#include<stdio.h>
int main()
{
const char arr[10] = "hello";
printf(arr);
return 0;
}
When compiling the above code with don't gave any warning. But when I remove the
const from const char arr[10] it gives a warning:
<source>: In function 'main':
<source>:5:10: warning: format not a string literal and no format arguments [-Wformat-security]
5 | printf(arr);
|
Why I am getting like this? How the const keyword make difference? Here I am compiling with gcc -Wformat -Wformat-security ….
But when I remove the
constfromconst char arr[10]it gives warning likeformat not a string literal and no format argument. Why I am getting like this?
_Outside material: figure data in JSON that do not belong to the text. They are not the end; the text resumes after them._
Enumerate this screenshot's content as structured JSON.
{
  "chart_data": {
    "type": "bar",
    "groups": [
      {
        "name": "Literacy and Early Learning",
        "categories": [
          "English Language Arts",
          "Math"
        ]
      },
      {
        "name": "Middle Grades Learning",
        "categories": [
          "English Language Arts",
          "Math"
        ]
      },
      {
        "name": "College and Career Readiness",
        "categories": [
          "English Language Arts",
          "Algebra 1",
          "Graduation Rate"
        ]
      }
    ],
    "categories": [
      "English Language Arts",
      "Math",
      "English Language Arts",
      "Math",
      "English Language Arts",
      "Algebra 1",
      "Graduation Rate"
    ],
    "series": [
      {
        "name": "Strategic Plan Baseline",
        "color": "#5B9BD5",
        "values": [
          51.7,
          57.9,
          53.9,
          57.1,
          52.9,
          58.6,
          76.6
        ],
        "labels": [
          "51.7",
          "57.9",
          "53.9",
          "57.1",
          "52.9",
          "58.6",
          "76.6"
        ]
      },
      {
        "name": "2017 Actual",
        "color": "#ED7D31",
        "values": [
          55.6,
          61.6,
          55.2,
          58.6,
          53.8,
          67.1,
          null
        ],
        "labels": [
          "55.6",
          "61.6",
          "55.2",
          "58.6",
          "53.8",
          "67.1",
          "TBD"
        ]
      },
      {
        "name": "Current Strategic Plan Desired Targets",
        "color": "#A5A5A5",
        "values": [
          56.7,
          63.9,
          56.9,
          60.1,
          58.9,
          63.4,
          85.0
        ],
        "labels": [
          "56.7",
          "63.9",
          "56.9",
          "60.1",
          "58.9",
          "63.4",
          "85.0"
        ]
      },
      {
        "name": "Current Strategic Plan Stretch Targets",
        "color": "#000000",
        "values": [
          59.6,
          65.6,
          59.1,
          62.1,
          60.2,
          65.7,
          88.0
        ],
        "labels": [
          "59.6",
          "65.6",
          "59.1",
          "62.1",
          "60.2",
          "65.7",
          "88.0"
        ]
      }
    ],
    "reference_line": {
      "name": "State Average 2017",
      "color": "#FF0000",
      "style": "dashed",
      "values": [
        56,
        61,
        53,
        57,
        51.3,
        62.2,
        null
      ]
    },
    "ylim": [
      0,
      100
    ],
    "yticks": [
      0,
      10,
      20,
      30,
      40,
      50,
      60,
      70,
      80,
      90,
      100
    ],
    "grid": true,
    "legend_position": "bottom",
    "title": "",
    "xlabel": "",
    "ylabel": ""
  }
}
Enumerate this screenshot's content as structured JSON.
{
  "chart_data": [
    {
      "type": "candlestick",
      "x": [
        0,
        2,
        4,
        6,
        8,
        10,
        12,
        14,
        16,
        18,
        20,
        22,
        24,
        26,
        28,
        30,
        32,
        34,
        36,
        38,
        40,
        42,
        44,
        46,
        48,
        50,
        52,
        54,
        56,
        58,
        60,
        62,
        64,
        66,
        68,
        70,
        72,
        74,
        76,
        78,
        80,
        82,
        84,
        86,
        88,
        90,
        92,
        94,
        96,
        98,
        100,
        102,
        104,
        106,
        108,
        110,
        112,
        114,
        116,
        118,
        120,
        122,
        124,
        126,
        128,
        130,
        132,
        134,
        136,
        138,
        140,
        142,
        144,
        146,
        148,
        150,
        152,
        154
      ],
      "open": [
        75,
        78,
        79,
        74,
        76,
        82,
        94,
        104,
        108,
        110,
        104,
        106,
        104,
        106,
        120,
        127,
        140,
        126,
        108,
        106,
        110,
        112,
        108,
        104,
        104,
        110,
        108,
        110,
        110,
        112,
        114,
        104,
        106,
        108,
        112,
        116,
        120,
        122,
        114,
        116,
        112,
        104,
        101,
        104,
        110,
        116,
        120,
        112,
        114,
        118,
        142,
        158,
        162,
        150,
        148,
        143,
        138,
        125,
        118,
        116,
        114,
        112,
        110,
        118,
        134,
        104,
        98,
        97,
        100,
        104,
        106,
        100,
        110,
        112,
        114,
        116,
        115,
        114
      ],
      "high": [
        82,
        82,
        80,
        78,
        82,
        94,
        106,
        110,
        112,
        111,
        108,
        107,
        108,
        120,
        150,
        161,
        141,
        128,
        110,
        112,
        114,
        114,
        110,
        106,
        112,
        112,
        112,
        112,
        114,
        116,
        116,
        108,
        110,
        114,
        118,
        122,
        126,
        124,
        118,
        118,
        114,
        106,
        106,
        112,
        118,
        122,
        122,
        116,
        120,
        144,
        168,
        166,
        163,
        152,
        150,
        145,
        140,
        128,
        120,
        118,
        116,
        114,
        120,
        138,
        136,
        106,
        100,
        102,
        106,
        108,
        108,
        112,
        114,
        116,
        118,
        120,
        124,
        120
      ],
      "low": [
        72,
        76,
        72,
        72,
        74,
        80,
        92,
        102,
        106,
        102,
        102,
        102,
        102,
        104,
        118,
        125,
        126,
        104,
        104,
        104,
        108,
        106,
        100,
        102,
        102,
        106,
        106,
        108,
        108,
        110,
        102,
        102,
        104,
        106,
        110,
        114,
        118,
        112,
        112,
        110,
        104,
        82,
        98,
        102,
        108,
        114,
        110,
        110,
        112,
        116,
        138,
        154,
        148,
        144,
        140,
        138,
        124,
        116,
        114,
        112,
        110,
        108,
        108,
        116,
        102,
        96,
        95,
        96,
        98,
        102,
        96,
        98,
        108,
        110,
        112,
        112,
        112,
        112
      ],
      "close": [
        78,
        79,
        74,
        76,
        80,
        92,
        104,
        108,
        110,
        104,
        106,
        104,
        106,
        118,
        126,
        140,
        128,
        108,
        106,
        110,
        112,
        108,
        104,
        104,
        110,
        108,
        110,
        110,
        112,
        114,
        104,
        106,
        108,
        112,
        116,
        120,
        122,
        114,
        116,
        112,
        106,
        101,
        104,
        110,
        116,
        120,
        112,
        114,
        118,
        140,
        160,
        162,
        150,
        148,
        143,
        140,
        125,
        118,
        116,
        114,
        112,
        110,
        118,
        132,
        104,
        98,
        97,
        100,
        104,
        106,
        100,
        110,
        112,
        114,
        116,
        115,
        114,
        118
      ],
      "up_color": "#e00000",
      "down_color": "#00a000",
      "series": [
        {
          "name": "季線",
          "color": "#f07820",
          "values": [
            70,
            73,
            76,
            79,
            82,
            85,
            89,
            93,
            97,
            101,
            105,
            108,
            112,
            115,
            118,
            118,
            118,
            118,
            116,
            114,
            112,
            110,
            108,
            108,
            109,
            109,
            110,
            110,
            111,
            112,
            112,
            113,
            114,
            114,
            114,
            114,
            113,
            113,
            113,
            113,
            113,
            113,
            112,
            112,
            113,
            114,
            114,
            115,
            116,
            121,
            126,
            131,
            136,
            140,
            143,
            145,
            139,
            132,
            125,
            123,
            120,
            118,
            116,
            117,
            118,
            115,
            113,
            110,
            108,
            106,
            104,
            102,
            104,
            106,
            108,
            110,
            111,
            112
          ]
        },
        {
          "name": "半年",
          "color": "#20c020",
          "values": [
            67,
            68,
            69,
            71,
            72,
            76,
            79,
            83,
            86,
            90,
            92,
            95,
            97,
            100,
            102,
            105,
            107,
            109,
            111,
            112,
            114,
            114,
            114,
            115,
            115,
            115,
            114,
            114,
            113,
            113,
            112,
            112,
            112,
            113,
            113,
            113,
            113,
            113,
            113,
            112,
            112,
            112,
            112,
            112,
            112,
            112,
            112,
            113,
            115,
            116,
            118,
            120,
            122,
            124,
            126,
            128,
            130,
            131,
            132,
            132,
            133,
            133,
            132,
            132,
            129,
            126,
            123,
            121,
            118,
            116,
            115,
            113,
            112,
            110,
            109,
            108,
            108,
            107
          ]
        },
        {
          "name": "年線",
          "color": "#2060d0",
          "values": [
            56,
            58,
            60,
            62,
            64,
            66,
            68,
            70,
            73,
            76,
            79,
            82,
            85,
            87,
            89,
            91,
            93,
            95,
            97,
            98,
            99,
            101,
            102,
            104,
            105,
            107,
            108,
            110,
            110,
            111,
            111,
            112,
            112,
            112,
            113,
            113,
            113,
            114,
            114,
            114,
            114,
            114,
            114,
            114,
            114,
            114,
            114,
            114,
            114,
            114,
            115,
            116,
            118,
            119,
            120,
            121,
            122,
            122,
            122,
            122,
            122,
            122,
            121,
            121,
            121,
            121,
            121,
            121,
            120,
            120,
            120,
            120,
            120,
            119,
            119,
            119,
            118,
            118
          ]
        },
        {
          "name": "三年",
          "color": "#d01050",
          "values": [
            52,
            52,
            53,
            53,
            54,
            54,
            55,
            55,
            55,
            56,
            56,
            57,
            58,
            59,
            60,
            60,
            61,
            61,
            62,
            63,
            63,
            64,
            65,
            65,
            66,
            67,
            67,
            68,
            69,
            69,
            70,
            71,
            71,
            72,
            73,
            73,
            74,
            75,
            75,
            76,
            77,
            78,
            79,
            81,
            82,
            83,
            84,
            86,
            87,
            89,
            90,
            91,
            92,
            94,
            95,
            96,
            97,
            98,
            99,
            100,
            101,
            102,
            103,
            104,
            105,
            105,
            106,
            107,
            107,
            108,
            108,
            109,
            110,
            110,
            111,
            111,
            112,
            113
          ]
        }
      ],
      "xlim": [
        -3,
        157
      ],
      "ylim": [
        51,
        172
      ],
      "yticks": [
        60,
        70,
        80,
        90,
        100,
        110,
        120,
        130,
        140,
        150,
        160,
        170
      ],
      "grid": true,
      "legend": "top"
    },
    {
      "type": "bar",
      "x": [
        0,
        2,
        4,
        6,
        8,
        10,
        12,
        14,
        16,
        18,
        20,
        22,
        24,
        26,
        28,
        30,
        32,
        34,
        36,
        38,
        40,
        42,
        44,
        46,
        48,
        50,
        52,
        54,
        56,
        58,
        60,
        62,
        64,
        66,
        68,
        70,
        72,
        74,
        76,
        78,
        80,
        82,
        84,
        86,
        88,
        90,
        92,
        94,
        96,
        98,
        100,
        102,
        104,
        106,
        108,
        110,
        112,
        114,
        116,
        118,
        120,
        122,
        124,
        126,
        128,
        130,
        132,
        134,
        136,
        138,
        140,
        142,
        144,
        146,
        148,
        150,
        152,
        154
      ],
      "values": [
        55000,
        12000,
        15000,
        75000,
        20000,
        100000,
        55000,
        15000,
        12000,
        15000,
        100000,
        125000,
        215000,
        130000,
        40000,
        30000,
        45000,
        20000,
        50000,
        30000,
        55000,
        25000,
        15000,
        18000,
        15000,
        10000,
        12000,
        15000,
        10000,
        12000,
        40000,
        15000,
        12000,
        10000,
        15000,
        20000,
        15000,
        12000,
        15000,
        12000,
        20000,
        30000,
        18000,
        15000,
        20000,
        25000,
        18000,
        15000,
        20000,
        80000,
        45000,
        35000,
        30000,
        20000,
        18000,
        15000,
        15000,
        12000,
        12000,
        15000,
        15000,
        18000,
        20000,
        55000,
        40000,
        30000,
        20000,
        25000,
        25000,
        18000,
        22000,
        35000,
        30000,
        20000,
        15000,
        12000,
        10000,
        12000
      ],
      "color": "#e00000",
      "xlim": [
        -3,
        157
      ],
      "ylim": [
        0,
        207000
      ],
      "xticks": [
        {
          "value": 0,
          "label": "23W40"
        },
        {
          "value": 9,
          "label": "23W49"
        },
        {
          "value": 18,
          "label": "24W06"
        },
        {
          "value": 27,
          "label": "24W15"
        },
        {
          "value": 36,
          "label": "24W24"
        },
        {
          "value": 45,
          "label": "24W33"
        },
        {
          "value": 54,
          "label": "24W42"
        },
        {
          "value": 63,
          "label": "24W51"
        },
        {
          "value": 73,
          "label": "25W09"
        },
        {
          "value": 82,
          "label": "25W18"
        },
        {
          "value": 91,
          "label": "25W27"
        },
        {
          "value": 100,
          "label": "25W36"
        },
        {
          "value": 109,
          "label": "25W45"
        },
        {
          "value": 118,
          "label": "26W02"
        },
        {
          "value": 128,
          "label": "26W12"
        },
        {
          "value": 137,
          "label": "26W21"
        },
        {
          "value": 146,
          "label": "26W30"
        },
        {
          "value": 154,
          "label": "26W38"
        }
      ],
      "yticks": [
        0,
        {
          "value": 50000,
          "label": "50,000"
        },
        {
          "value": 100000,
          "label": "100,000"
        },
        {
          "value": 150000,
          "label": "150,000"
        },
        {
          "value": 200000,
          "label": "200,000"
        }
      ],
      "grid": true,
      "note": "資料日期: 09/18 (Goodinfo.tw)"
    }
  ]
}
printf() requires you to provide a format string, and allows you to provide additional arguments as needed to match whatever conversion specifiers appear in the format.
It is risky, in general, to use a modifiable string as a printf format, because it may turn out to have unexpected conversion specifiers in it. This is primarily an issue with data read at runtime, and your particular string would be ok, but GCC's warning doesn't look so deeply. It just sees a modifiable string as a format and issues the warning.
Safer alternatives that will not draw a warning from gcc would include using fputs():
fputs(arr, stdout);
... and using printf() with an appropriate format:
printf("%s", arr);
.
How the
constkeyword make difference?
Apparently GCC does not distinguish between an array of const char and a string literal for this purpose. That's not unreasonable, but it does make the diagnostic a little confusing.